Üsmen Agam, bi kaç gündür benim atun a bire dünya emekçi kadınlar günü yaklaşır diyerekten manyel verir. Belli ki mühim bi gün, nerden örendiyse aspam, eralde benden bi beklentisi var bu günle ilgili. Atçe’ye ediye alsam beenmez. Dışarıya yimee götürsem er şey ateş paası beyaa. Ocaama incir aacı dikecek illa ki. Valla atunun gönlünü yapamazsam şipşak küser yan odada bi ay karantinaya alır beni. Em ben bu günle ilgili iç bi şey bilmem. Nedir bu ‘Dünya Emekçi Kadınlar Günü’ beyaa?

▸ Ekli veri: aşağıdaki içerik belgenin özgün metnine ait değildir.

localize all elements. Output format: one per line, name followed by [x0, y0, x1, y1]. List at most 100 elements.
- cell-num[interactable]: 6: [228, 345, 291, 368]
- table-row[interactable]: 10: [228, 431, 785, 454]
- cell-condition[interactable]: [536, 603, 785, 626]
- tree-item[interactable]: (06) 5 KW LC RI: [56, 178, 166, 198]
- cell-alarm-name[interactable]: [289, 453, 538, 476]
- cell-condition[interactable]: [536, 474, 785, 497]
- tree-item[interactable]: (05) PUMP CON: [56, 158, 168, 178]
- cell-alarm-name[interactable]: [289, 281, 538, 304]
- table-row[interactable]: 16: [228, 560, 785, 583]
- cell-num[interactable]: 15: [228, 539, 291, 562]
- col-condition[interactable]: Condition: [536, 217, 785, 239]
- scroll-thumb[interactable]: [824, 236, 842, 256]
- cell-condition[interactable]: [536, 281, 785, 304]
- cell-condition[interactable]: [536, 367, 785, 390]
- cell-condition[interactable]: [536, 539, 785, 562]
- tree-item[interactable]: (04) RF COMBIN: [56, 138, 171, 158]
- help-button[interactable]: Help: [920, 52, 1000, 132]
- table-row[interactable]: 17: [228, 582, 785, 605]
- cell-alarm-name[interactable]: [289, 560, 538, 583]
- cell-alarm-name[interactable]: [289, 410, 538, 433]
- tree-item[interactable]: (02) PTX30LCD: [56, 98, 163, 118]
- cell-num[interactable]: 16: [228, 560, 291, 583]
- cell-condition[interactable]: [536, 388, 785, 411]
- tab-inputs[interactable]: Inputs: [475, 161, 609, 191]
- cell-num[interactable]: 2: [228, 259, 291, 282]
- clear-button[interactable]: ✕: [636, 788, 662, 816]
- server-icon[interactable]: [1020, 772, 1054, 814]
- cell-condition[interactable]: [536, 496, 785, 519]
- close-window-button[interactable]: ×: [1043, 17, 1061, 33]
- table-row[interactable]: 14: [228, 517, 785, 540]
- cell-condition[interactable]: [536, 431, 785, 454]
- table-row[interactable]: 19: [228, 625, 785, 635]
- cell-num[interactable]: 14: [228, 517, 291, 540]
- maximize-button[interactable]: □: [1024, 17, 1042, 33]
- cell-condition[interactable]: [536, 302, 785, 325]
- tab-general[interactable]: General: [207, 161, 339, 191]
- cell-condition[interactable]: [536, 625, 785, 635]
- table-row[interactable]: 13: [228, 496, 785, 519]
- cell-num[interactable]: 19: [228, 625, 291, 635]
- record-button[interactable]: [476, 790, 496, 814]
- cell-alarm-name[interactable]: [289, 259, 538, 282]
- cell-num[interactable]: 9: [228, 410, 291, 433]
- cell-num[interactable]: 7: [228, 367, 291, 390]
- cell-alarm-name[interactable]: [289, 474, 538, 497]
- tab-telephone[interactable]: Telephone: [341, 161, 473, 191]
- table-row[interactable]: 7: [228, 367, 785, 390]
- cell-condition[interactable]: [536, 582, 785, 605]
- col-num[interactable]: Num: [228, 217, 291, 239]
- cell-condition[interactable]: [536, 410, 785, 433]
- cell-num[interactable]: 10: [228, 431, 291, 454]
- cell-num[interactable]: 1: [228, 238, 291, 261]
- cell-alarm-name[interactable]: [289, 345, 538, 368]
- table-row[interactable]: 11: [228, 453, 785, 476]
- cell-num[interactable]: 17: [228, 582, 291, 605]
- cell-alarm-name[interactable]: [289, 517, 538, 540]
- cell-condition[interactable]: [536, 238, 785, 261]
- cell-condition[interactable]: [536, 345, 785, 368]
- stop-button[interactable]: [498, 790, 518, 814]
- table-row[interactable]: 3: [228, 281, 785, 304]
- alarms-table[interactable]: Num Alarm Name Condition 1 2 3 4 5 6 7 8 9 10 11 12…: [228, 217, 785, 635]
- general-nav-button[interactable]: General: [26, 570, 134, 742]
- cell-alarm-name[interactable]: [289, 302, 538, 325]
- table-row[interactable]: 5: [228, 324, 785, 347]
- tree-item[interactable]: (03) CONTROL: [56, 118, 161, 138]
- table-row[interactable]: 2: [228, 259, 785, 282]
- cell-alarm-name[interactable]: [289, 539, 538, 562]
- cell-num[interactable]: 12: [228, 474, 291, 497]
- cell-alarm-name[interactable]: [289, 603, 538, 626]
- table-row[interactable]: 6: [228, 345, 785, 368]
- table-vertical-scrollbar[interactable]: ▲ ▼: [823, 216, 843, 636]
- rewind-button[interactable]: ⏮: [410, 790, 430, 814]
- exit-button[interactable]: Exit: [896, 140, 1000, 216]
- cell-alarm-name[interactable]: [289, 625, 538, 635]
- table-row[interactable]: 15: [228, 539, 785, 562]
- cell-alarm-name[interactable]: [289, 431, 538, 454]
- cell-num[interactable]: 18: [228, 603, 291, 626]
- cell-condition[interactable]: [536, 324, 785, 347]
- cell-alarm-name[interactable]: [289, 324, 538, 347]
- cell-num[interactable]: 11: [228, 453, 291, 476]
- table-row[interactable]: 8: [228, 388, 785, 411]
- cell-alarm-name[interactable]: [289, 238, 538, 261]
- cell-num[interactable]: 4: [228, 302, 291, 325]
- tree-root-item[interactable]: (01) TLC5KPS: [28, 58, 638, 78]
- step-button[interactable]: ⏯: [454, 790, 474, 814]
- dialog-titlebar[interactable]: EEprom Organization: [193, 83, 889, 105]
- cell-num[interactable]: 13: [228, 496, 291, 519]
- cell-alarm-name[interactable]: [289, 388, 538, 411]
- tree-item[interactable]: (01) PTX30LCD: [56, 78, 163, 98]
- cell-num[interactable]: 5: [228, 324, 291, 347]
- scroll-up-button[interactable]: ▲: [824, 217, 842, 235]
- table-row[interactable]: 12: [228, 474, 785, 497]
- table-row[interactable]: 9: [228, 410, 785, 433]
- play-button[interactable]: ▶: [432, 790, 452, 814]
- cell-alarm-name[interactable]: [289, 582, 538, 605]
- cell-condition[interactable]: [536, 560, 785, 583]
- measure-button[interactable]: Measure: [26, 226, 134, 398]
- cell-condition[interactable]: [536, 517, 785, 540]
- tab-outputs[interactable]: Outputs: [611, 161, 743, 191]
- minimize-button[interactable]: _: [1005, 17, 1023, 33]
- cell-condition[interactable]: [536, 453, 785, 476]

Bak şincik İbraam, 8 Mart Dünya Emekçi Kadınlar Günü ööle yemeynen içmeynen, ediye almaklan geçiştirilecek bi gün deil be kızanım. Kadın akları için ciddi mücadeleye başlamanın azin bi öyküsüdür bu gün. Kutlamadan ziyade anma günüdür aslında.

Desene ediye almaktan da, yemek ısmarlamaktan da yırttık be agam. Annat ne olduunu da ben de Atçe’ye mazeret olaraktan süüleyeyim.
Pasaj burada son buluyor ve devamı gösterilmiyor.